Binding the Cavaquinho

May 23, 2011

After the glue dries on the back, the body is scraped and sanded smooth in preparation for installing the binding around the edges. 

Binding an instrument serves two purposes.  First, it has an aesthetic purpose.  The choice of binding material can greatly enhance the attractiveness of the instrument.  (Incidentally, in guitar building terminology “binding” is the outermost strip around the body and “purfling” refers to the strictly decorative lines inside of the binding.) Second, binding protects the highly delicate end grain areas of the top and back of the instrument.  When the instrument is new, there will be a film of lacquer sealing all of the wood, but as time goes by this film may become damaged through normal wear, particularly around the edges of the body.  If that damage is sufficient to expose the bare wood of the soundboard or back, those exposed areas become susceptible to cracking.   Bare wood will absorb and release moisture several times faster than the protected wood, which creates uneven moisture content and localized areas of stress.  When extreme, this will result in a crack in the wood.  By installing a strip of binding, the end grain of the top and back plates are more likely to remain protected and sealed, even if the lacquer chips away, so there is a smaller chance of a crack developing.
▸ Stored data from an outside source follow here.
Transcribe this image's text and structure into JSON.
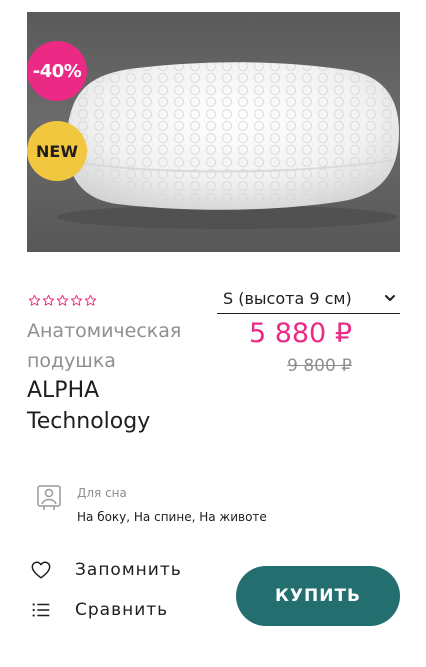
{
  "product": {
    "badges": {
      "discount": "-40%",
      "new": "NEW"
    },
    "rating": {
      "value": 0,
      "max": 5,
      "color": "#ea2a84"
    },
    "name_light": "Анатомическая подушка",
    "name_bold": "ALPHA Technology",
    "size_selected": "S (высота 9 см)",
    "price_current": "5 880 ₽",
    "price_old": "9 800 ₽",
    "feature": {
      "icon": "sleeper-icon",
      "title": "Для сна",
      "values": "На боку, На спине, На животе"
    }
  },
  "actions": {
    "favorite_label": "Запомнить",
    "compare_label": "Сравнить",
    "buy_label": "КУПИТЬ"
  },
  "colors": {
    "accent": "#ea2a84",
    "badge_new": "#f2c740",
    "buy_button": "#236e6e"
  }
}
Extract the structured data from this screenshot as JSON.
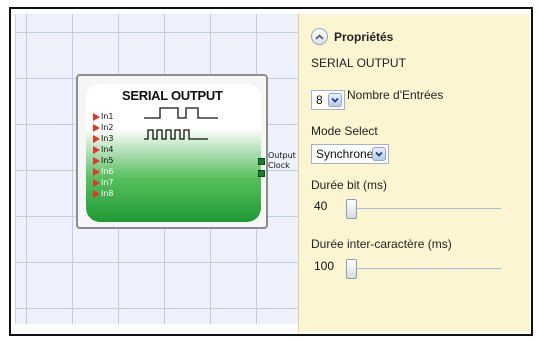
{
  "block": {
    "title": "SERIAL OUTPUT",
    "inputs": [
      "In1",
      "In2",
      "In3",
      "In4",
      "In5",
      "In6",
      "In7",
      "In8"
    ],
    "outputs": [
      "Output",
      "Clock"
    ]
  },
  "properties": {
    "title": "Propriétés",
    "subtitle": "SERIAL OUTPUT",
    "nombre_entrees": {
      "value": "8",
      "label": "Nombre d'Entrées"
    },
    "mode_select": {
      "label": "Mode Select",
      "value": "Synchrone"
    },
    "duree_bit": {
      "label": "Durée bit (ms)",
      "value": "40",
      "slider_fraction": 0.0
    },
    "duree_inter": {
      "label": "Durée inter-caractère (ms)",
      "value": "100",
      "slider_fraction": 0.0
    }
  },
  "colors": {
    "input_port": "#e0362c",
    "block_gradient_bottom": "#1f9a35",
    "panel_background": "#fbf6d1",
    "canvas_background": "#eef0fb"
  },
  "icons": [
    "collapse-up-icon",
    "dropdown-arrow-icon",
    "pulse-wave-icon",
    "clock-wave-icon"
  ]
}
This instrument will be bound with spalted sycamore to match the soundhole ring.  Here I am slicing what will become the binding strips from a larger piece of sycamore.

The first piece of binding to be installed is the “tail graft” which is at the bottom end of the body where the two sides meet.  I usually like to use a wedge-shaped piece of wood for this graft because I like the way it looks.
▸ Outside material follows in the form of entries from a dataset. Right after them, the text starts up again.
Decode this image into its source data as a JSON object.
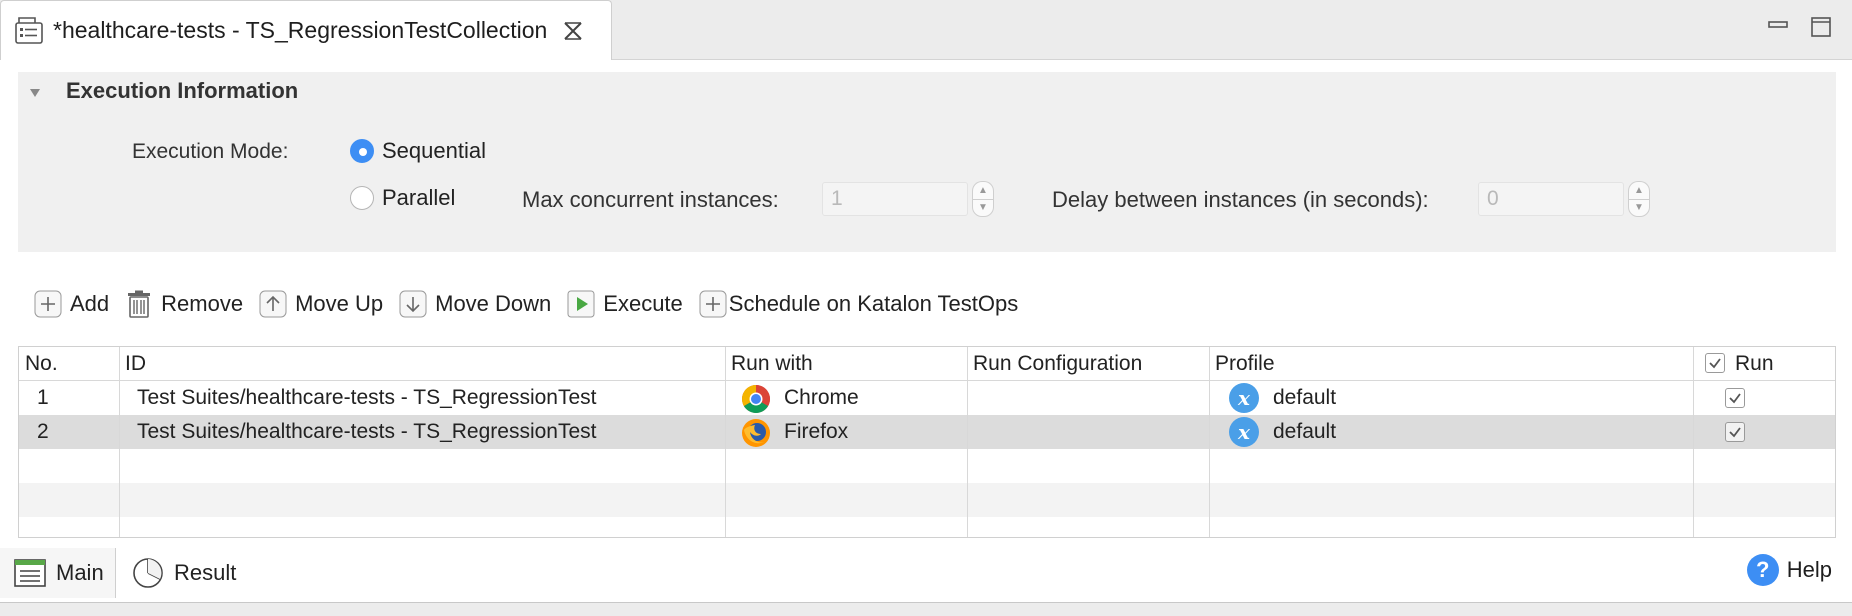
{
  "editor_tab": {
    "title": "*healthcare-tests - TS_RegressionTestCollection",
    "icon": "test-suite-collection-icon"
  },
  "window_controls": {
    "minimize": "minimize-icon",
    "maximize": "maximize-icon"
  },
  "execution": {
    "section_title": "Execution Information",
    "mode_label": "Execution Mode:",
    "modes": [
      {
        "label": "Sequential",
        "checked": true
      },
      {
        "label": "Parallel",
        "checked": false
      }
    ],
    "max_concurrent_label": "Max concurrent instances:",
    "max_concurrent_value": "1",
    "delay_label": "Delay between instances (in seconds):",
    "delay_value": "0"
  },
  "toolbar": {
    "add": "Add",
    "remove": "Remove",
    "move_up": "Move Up",
    "move_down": "Move Down",
    "execute": "Execute",
    "schedule": "Schedule on Katalon TestOps"
  },
  "table": {
    "columns": [
      "No.",
      "ID",
      "Run with",
      "Run Configuration",
      "Profile",
      "Run"
    ],
    "rows": [
      {
        "no": "1",
        "id": "Test Suites/healthcare-tests - TS_RegressionTest",
        "run_with": "Chrome",
        "run_with_icon": "chrome-icon",
        "run_configuration": "",
        "profile": "default",
        "run": true
      },
      {
        "no": "2",
        "id": "Test Suites/healthcare-tests - TS_RegressionTest",
        "run_with": "Firefox",
        "run_with_icon": "firefox-icon",
        "run_configuration": "",
        "profile": "default",
        "run": true
      }
    ]
  },
  "bottom_tabs": {
    "main": "Main",
    "result": "Result",
    "help": "Help"
  },
  "colors": {
    "accent": "#3d8ef4",
    "profile_icon": "#4a9fe8",
    "selected_row": "#dcdcdc"
  }
}
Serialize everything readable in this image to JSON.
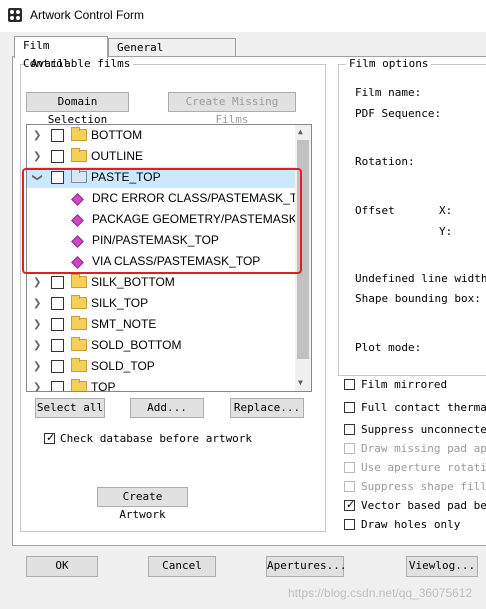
{
  "window": {
    "title": "Artwork Control Form"
  },
  "tabs": [
    {
      "label": "Film Control"
    },
    {
      "label": "General Parameters"
    }
  ],
  "available_films": {
    "legend": "Available films",
    "domain_selection": "Domain Selection",
    "create_missing": "Create Missing Films",
    "tree": [
      {
        "label": "BOTTOM",
        "type": "folder"
      },
      {
        "label": "OUTLINE",
        "type": "folder"
      },
      {
        "label": "PASTE_TOP",
        "type": "folder-open"
      },
      {
        "label": "DRC ERROR CLASS/PASTEMASK_TO",
        "type": "layer"
      },
      {
        "label": "PACKAGE GEOMETRY/PASTEMASK",
        "type": "layer"
      },
      {
        "label": "PIN/PASTEMASK_TOP",
        "type": "layer"
      },
      {
        "label": "VIA CLASS/PASTEMASK_TOP",
        "type": "layer"
      },
      {
        "label": "SILK_BOTTOM",
        "type": "folder"
      },
      {
        "label": "SILK_TOP",
        "type": "folder"
      },
      {
        "label": "SMT_NOTE",
        "type": "folder"
      },
      {
        "label": "SOLD_BOTTOM",
        "type": "folder"
      },
      {
        "label": "SOLD_TOP",
        "type": "folder"
      },
      {
        "label": "TOP",
        "type": "folder"
      }
    ],
    "select_all": "Select all",
    "add": "Add...",
    "replace": "Replace...",
    "check_db_label": "Check database before artwork",
    "check_db_checked": true,
    "create_artwork": "Create Artwork"
  },
  "film_options": {
    "legend": "Film options",
    "film_name": "Film name:",
    "pdf_sequence": "PDF Sequence:",
    "rotation": "Rotation:",
    "offset": "Offset",
    "x": "X:",
    "y": "Y:",
    "undefined_line_width": "Undefined line width:",
    "shape_bounding_box": "Shape bounding box:",
    "plot_mode": "Plot mode:",
    "options": [
      {
        "label": "Film mirrored",
        "checked": false,
        "enabled": true
      },
      {
        "label": "Full contact thermal-",
        "checked": false,
        "enabled": true
      },
      {
        "label": "Suppress unconnected",
        "checked": false,
        "enabled": true
      },
      {
        "label": "Draw missing pad aper",
        "checked": false,
        "enabled": false
      },
      {
        "label": "Use aperture rotation",
        "checked": false,
        "enabled": false
      },
      {
        "label": "Suppress shape fill",
        "checked": false,
        "enabled": false
      },
      {
        "label": "Vector based pad beha",
        "checked": true,
        "enabled": true
      },
      {
        "label": "Draw holes only",
        "checked": false,
        "enabled": true
      }
    ]
  },
  "footer": {
    "ok": "OK",
    "cancel": "Cancel",
    "apertures": "Apertures...",
    "viewlog": "Viewlog...",
    "watermark": "https://blog.csdn.net/qq_36075612"
  }
}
This photo shows the body clamped to a fixture that I made to allow the tail graft slot to be routed into the body.

Here is the untrimmed tailgraft glued into the slot.

After the glue dries I trim the tailgraft and scrape it flush with the sides of the body.

The sycamore bindings were sanded to a thickness of 0.060″ and bent on a hot pipe, just as I bent the sides of the instrument.  I am going to put three very thin purfling lines around the body for decoration and to match the design around the sound hole.  These black-white-black lines are each about 0.015″ and are flexible enough that they do not need to be bent on the pipe.

I use a router with a specially designed bit to create a two-step ledge.  The inner step is very shallow–about 0.030″–and is just wide enough for the purfling lines.  The outer step is about0.20″ deep and is the proper width for the binding strip.  The resolution of my camera isn’t fine enough, but here are a couple pictures of the process.  Routing the channels on small instruments like this can be a lot more difficult than a guitar because they move more easily and are more difficult to hang onto.

Now the binding strip and purfling lines are glued into their respective channels.  I use wood glue and hold everything in place with strapping tape until the glue dries.  Only one half of the top or back is glued at a time.  Ths first half has to be completely dry so I can get a clean saw cut at the seam where the other half will start.

After all four sections are glued, everything is scraped and sanded flush to the top, back and sides.

I am finished with the body now.  Next I will start to make the neck.